Ten tweede: de Bijbelheiligen hebben de feiten niet ontkend. De discipelen hebben onderzocht hoeveel broden en vissen er precies waren. Dat het lang niet genoeg was voor duizenden mensen hebben ze voorgelegd aan hun rabbi. Zo mogen ook wij eerlijk de feiten onderzoeken. Feiten die strijdig lijken met Gods Woord moeten we niet wegstoppen maar geduldig en nederig aan God voorleggen. Wie weet doet Hij een wonder.
Ten derde: misschien is het niet erg om een keer ons verlies te nemen in het evolutiedebat. Anders dan in de academische wereld gaat het in de Bijbel niet om de vraag wiens intellect triomfeert. Het Evangelie blijft voor wijzen en verstandigen verborgen. De wijsheid van de wereld maakt God tot dwaasheid. En door de dwaasheid van de prediking verkiest God het dwaze van deze wereld.

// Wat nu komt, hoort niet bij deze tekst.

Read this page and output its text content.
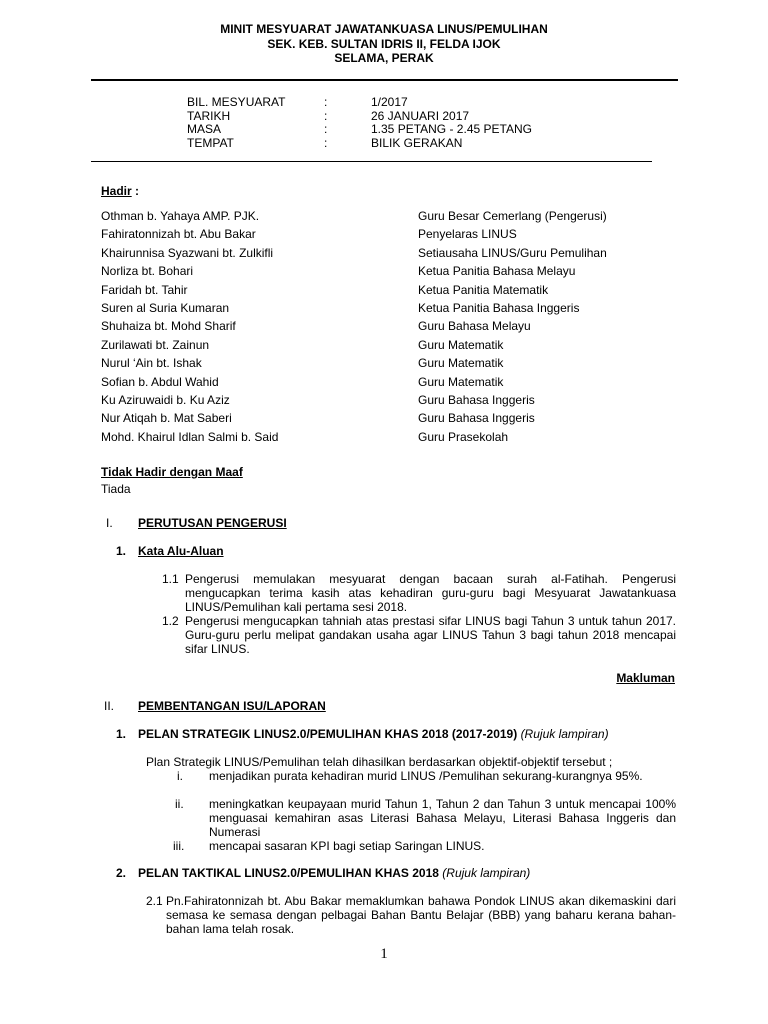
MINIT MESYUARAT JAWATANKUASA LINUS/PEMULIHAN
SEK. KEB. SULTAN IDRIS II, FELDA IJOK
SELAMA, PERAK
BIL. MESYUARAT	:	1/2017
TARIKH	:	26 JANUARI 2017
MASA	:	1.35 PETANG - 2.45 PETANG
TEMPAT	:	BILIK GERAKAN
Hadir :
Othman b. Yahaya AMP. PJK.	Guru Besar Cemerlang (Pengerusi)
Fahiratonnizah bt. Abu Bakar	Penyelaras LINUS
Khairunnisa Syazwani bt. Zulkifli	Setiausaha LINUS/Guru Pemulihan
Norliza bt. Bohari	Ketua Panitia Bahasa Melayu
Faridah bt. Tahir	Ketua Panitia Matematik
Suren al Suria Kumaran	Ketua Panitia Bahasa Inggeris
Shuhaiza bt. Mohd Sharif	Guru Bahasa Melayu
Zurilawati bt. Zainun	Guru Matematik
Nurul ‘Ain bt. Ishak	Guru Matematik
Sofian b. Abdul Wahid	Guru Matematik
Ku Aziruwaidi b. Ku Aziz	Guru Bahasa Inggeris
Nur Atiqah b. Mat Saberi	Guru Bahasa Inggeris
Mohd. Khairul Idlan Salmi b. Said	Guru Prasekolah
Tidak Hadir dengan Maaf
Tiada
I. PERUTUSAN PENGERUSI
1. Kata Alu-Aluan
1.1 Pengerusi memulakan mesyuarat dengan bacaan surah al-Fatihah. Pengerusi mengucapkan terima kasih atas kehadiran guru-guru bagi Mesyuarat Jawatankuasa LINUS/Pemulihan kali pertama sesi 2018.
1.2 Pengerusi mengucapkan tahniah atas prestasi sifar LINUS bagi Tahun 3 untuk tahun 2017. Guru-guru perlu melipat gandakan usaha agar LINUS Tahun 3 bagi tahun 2018 mencapai sifar LINUS.
Makluman
II. PEMBENTANGAN ISU/LAPORAN
1. PELAN STRATEGIK LINUS2.0/PEMULIHAN KHAS 2018 (2017-2019) (Rujuk lampiran)
Plan Strategik LINUS/Pemulihan telah dihasilkan berdasarkan objektif-objektif tersebut ;
i. menjadikan purata kehadiran murid LINUS /Pemulihan sekurang-kurangnya 95%.
ii. meningkatkan keupayaan murid Tahun 1, Tahun 2 dan Tahun 3 untuk mencapai 100% menguasai kemahiran asas Literasi Bahasa Melayu, Literasi Bahasa Inggeris dan Numerasi
iii. mencapai sasaran KPI bagi setiap Saringan LINUS.
2. PELAN TAKTIKAL LINUS2.0/PEMULIHAN KHAS 2018 (Rujuk lampiran)
2.1 Pn.Fahiratonnizah bt. Abu Bakar memaklumkan bahawa Pondok LINUS akan dikemaskini dari semasa ke semasa dengan pelbagai Bahan Bantu Belajar (BBB) yang baharu kerana bahan-bahan lama telah rosak.
1
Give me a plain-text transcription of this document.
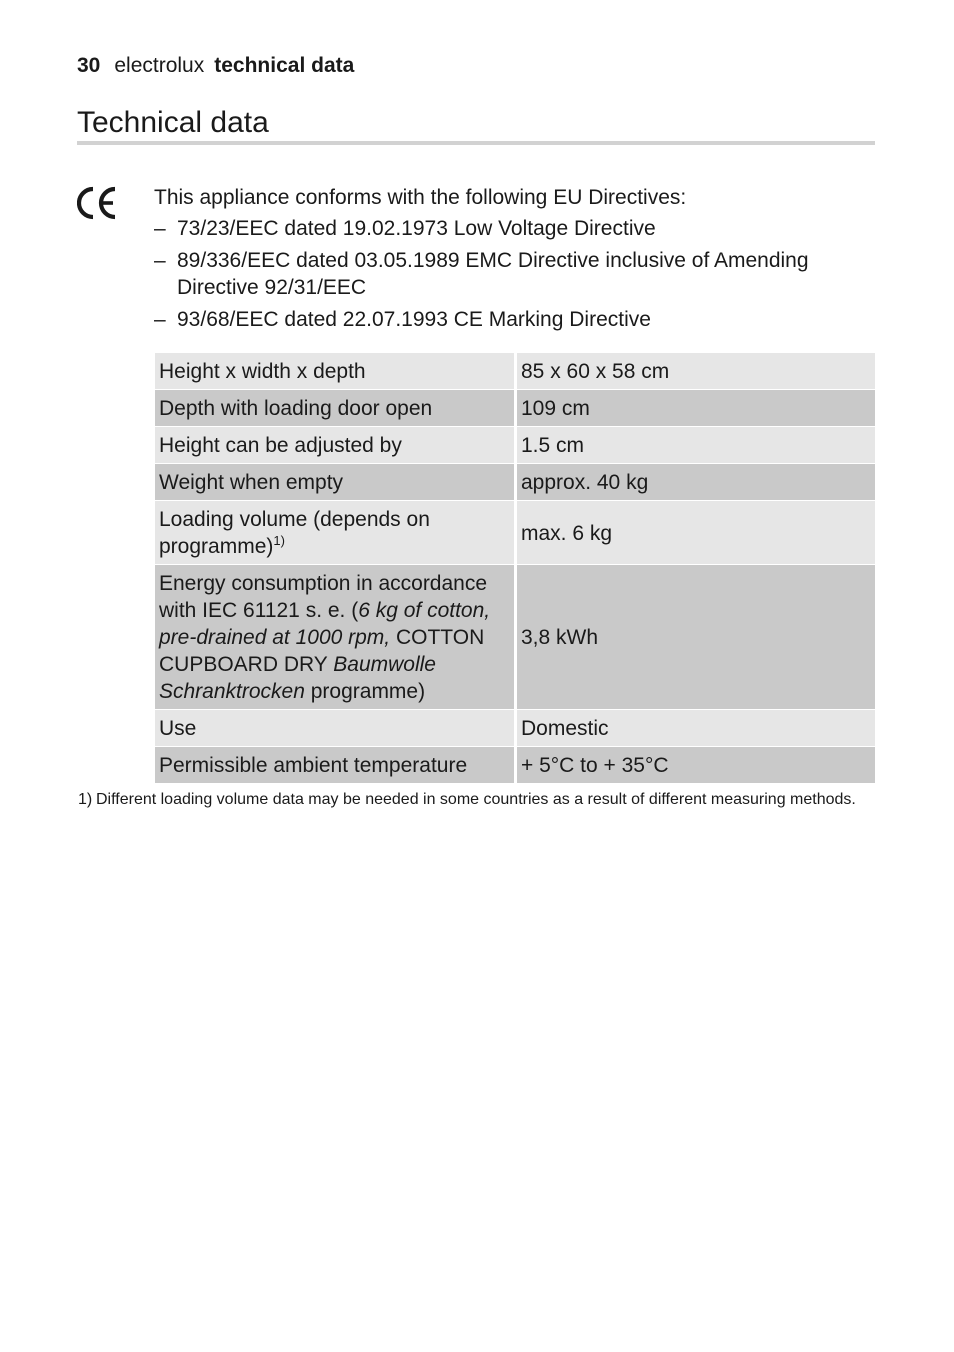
30 electrolux technical data
Technical data

This appliance conforms with the following EU Directives:

– 73/23/EEC dated 19.02.1973 Low Voltage Directive
– 89/336/EEC dated 03.05.1989 EMC Directive inclusive of Amending Directive 92/31/EEC
– 93/68/EEC dated 22.07.1993 CE Marking Directive
Height x width x depth	85 x 60 x 58 cm
Depth with loading door open	109 cm
Height can be adjusted by	1.5 cm
Weight when empty	approx. 40 kg
Loading volume (depends on programme)$^{1)}$	max. 6 kg
Energy consumption in accordance with IEC 61121 s. e. (6 kg of cotton, pre-drained at 1000 rpm, COTTON CUPBOARD DRY Baumwolle Schranktrocken programme)	3,8 kWh
Use	Domestic
Permissible ambient temperature	+ 5°C to + 35°C
1) Different loading volume data may be needed in some countries as a result of different measuring methods.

Laten we erkennen dat het ons aan wijsheid ontbreekt, dan hoeven we verder niet naar dwaasheid te streven. Stuiten we op het voorspel van een groot wonder als we tussen natuur en Schriftuur steeds meer tegenstrijdigheden ontdekken? In het licht van de Bijbelse geschiedenis lijkt me deze hoop niet ongegrond.
Bovendien, het laatste grote scharniermoment van de heilsgeschiedenis moet nog komen. Zoals de heilshistorie met een scheppingswonder begonnen is, zo zal deze ook met een scheppingswonder eindigen. Er komen een nieuwe hemel en een nieuwe aarde waarin gerechtigheid wonen zal. Het boek der natuur zal herschreven worden. Maar Gods Woord blijft in der eeuwigheid.
De auteur is werkzaam als wetenschappelijk onderzoeker op het terrein van de bioanalyse.